Students complete activities from the Successful bodies of work website to:
- familiarise themselves with the assessment guidelines, requirements and limitations of the body of work as a practical examination
- learn about the qualities of successful student practice, referring to videos of past students discussing their body of work, and reviewing examples of outstanding bodies of work using the Inside ARTEXPRESS website.
- consider the steps they will need to take to initiate their own artmaking practice and begin to develop their ideas and intentions for the body of work.
Students begin concept mapping, initial research and working through ideas.
Student ideas are refined and developed through research into the practice of significant artists when making connections which inform their own artmaking experiments and development.

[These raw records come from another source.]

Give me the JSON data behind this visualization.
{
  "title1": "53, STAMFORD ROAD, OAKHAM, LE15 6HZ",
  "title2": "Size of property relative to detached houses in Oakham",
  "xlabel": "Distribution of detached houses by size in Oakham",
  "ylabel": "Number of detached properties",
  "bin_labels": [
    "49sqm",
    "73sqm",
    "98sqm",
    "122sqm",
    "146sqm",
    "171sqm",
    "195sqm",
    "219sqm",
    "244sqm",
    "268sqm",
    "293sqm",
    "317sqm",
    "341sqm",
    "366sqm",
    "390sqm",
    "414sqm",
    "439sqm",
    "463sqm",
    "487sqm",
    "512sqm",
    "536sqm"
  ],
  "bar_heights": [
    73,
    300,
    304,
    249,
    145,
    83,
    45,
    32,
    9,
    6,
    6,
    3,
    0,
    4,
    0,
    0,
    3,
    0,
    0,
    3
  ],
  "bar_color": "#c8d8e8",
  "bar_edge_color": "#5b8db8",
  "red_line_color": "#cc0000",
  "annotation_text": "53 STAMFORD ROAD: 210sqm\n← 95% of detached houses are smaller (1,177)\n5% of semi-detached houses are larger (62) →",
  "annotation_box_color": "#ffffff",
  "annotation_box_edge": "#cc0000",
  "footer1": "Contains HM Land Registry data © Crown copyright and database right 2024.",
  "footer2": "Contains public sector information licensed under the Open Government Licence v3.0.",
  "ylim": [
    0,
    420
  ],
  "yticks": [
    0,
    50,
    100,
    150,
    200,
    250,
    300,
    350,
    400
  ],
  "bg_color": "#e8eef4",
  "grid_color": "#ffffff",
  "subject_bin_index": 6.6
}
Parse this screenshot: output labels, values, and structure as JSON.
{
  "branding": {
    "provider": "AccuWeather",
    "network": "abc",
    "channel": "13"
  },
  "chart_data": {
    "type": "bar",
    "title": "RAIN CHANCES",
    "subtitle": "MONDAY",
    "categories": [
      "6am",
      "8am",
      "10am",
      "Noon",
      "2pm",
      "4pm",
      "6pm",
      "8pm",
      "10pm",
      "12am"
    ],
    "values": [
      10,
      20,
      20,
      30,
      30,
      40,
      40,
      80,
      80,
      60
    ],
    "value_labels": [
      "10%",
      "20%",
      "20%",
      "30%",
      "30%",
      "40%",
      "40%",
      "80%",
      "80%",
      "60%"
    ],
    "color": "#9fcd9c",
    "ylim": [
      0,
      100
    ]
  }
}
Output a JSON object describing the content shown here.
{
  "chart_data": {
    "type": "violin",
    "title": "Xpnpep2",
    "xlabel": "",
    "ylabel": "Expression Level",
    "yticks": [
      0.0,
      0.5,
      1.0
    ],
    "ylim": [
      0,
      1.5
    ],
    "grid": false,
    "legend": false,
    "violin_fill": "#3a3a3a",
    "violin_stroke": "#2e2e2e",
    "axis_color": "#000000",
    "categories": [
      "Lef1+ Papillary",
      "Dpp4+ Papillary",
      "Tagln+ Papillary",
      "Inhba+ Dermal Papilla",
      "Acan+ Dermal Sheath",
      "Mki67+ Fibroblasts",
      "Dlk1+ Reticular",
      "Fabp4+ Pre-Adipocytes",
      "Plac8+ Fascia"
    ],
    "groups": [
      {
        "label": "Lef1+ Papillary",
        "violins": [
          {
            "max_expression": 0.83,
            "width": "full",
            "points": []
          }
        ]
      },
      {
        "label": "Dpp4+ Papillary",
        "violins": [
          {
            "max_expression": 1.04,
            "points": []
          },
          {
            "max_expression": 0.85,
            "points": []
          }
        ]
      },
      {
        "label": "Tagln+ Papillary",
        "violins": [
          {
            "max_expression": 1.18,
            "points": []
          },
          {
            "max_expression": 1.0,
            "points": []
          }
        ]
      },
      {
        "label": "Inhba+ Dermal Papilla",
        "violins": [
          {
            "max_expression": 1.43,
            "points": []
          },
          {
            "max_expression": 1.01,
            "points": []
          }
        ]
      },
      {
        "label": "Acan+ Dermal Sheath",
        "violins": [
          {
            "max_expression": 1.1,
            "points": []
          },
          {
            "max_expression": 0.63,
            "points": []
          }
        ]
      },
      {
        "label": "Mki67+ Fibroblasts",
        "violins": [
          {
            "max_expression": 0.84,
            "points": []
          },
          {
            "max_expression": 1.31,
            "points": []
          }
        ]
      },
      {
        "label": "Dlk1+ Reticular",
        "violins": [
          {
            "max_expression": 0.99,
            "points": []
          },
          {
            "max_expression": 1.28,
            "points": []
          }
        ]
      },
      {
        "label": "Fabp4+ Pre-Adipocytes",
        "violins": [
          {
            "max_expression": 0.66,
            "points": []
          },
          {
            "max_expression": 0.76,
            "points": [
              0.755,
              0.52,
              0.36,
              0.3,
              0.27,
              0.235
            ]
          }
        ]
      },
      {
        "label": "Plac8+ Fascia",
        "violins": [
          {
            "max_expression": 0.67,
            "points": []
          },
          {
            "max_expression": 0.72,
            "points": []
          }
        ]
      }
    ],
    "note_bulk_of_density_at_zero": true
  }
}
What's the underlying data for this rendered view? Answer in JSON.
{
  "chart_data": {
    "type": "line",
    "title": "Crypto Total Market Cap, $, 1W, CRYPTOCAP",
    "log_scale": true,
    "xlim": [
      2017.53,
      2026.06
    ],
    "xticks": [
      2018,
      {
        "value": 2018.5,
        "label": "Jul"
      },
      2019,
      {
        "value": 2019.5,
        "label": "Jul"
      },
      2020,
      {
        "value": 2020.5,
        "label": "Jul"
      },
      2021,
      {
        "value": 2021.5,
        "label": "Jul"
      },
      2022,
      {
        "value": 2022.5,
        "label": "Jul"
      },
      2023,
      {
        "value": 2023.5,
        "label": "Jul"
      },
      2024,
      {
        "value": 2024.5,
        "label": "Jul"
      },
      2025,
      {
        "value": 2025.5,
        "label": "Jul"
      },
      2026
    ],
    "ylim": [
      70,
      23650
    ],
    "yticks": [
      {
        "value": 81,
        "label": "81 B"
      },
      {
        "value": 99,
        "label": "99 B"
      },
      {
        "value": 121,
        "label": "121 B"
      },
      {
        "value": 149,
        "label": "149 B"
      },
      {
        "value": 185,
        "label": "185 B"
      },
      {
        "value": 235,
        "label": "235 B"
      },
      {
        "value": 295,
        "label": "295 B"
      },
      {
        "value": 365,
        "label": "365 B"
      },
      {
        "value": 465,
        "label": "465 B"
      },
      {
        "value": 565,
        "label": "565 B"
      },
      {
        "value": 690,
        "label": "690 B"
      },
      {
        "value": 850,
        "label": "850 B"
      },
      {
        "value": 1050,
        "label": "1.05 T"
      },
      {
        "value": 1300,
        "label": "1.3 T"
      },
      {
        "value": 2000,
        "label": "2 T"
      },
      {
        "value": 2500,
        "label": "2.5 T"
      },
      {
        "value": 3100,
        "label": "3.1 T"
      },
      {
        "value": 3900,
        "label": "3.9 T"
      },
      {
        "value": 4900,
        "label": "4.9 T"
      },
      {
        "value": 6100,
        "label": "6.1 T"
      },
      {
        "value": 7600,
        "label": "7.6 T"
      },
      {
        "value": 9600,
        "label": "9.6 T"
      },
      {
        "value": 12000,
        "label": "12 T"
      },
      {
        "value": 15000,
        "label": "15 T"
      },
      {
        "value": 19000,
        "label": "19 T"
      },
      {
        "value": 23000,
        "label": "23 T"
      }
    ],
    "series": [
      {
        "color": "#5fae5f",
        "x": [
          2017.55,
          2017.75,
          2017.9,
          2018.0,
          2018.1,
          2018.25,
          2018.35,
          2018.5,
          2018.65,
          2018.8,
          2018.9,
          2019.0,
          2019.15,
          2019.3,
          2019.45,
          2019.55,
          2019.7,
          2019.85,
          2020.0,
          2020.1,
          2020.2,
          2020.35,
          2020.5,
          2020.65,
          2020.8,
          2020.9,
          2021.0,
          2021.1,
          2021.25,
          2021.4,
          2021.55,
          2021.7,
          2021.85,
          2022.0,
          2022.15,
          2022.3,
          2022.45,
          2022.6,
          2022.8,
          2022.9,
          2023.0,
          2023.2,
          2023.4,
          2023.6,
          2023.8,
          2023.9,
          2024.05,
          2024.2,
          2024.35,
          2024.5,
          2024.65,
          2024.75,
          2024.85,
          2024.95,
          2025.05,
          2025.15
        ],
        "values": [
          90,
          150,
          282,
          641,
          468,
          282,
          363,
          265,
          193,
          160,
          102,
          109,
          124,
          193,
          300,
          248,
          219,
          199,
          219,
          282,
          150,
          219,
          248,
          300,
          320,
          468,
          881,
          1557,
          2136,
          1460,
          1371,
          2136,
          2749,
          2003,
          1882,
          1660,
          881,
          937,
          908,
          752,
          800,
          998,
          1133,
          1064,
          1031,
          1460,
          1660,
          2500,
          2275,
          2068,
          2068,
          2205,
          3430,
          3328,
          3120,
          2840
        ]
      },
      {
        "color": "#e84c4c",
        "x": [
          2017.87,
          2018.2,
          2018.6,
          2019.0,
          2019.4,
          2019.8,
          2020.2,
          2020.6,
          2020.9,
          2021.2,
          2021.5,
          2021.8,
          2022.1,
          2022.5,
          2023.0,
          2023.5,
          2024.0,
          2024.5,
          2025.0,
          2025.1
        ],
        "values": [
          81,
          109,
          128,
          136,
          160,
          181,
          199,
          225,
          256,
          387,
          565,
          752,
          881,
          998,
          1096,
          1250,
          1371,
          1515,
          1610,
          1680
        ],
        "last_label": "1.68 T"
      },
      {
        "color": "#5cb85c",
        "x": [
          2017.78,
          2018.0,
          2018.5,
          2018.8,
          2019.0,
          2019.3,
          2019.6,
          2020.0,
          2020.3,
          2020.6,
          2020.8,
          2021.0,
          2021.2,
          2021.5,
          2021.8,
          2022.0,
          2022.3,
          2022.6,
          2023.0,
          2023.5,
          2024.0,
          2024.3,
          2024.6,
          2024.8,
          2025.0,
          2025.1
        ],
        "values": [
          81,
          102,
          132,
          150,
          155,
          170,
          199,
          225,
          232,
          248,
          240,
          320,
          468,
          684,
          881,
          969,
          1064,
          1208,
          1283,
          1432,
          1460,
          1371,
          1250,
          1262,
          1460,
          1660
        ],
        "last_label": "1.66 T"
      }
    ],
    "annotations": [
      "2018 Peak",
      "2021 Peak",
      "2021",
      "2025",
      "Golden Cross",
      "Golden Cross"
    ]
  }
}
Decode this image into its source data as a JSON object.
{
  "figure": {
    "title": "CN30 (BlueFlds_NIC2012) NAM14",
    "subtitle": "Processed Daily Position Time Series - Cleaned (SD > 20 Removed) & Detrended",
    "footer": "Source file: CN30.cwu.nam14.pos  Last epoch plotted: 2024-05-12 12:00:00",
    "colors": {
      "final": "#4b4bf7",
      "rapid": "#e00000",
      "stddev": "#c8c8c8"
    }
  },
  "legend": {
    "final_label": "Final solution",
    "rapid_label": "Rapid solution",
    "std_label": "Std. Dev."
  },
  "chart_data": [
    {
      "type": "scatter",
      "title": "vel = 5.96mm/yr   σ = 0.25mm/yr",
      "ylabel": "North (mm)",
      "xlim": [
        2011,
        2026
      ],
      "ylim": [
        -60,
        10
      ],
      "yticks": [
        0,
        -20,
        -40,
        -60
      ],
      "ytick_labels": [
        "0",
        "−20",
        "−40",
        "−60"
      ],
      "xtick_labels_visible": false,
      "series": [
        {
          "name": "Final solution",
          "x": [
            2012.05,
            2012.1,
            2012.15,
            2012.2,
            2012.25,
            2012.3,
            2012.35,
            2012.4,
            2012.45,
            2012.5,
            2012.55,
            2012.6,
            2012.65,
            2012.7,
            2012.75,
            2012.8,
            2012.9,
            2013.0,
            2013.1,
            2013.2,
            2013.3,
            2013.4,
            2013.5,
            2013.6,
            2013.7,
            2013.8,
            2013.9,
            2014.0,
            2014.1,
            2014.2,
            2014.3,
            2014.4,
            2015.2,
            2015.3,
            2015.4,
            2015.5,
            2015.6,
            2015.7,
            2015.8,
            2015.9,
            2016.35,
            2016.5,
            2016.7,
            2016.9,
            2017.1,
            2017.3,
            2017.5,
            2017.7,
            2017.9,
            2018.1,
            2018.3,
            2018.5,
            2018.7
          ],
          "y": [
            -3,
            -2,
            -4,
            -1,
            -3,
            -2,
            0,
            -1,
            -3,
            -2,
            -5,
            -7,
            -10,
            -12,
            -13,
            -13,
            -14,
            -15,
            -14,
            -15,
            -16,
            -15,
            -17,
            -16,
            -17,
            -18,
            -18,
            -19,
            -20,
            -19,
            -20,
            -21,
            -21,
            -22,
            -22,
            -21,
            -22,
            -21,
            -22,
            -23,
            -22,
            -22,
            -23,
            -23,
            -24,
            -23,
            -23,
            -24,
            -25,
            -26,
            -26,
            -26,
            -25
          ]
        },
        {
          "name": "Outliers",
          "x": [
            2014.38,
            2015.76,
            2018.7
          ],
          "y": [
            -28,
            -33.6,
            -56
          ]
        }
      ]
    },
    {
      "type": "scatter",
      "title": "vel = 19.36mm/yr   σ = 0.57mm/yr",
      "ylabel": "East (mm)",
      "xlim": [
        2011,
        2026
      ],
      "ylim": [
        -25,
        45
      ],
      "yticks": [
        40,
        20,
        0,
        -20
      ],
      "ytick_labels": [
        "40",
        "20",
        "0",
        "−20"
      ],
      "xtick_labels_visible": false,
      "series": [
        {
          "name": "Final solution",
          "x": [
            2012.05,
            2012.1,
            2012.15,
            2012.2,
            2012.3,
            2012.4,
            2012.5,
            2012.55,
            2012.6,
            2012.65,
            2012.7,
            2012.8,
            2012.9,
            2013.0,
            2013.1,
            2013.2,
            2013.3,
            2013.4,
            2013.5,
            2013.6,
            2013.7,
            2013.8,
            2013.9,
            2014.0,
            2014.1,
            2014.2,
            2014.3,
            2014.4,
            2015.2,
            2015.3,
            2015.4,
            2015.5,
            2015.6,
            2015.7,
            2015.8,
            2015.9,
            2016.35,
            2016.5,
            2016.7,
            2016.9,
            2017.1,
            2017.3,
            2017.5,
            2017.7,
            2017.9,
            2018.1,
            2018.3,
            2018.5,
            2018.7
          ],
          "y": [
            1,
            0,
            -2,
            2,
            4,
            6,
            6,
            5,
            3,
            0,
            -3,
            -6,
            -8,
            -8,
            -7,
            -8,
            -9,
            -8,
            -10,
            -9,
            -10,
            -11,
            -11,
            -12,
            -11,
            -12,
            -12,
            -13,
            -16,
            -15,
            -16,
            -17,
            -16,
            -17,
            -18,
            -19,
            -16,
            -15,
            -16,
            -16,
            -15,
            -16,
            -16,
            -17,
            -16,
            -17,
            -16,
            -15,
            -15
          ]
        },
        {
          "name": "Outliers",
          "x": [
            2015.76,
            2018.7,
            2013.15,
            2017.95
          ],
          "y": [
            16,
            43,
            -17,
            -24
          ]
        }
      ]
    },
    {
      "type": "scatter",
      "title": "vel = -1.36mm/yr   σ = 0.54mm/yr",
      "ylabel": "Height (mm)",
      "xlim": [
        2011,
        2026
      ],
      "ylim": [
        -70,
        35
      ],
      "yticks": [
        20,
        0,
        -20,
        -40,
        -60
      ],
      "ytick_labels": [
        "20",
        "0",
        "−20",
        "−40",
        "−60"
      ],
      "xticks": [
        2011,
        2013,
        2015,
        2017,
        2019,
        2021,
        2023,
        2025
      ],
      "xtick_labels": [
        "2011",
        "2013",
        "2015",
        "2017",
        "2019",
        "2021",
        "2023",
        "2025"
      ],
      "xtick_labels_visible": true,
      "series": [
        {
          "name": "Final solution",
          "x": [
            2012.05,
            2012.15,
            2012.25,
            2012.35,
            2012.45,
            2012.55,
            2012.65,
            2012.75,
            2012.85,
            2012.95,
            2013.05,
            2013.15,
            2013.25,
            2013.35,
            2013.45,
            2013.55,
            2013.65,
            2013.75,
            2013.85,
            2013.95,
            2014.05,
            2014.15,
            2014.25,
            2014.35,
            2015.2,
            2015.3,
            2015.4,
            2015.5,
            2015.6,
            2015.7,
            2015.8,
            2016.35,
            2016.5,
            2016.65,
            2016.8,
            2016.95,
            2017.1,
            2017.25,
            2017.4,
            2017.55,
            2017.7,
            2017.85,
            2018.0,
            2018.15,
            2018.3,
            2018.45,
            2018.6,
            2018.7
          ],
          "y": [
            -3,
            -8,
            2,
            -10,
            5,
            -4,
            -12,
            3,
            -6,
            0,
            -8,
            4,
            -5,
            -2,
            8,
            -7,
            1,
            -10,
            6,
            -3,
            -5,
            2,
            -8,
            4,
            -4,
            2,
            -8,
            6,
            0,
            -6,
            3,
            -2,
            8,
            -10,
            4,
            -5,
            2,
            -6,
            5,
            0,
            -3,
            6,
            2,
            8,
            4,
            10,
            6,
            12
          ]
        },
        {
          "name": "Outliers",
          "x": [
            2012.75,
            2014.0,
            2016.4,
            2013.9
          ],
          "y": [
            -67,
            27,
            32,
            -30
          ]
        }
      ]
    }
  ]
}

Students should situate their investigations within one or more of the frames (subjective, structural, cultural or postmodern), consider relationships within the agencies of the artworld (artist, artwork, world and audience), and reflect on their own developing practice. Students might refer to scaffolds for artmaking practice (PDF 654 KB), the conceptual framework (PDF 146 KB), and the frames (PDF 5.8 MB) as they develop their ideas and experiments.
Students use their visual arts process diaries (VAPDs) to plan and record evidence of their material and conceptual experiments and preliminary artmaking.
Students may develop a detailed proposal to plan their artmaking and outline key ideas to explore, including material and conceptual intentions.
Teachers lead demonstrations of artmaking techniques and practices to support student technical skill building in specific areas, guided by student need. For example, the teacher might lead a painting workshop with a group of students who are investigating painting practices as part of their body of work development, demonstrating wet on wet, blending and a range of other specific techniques.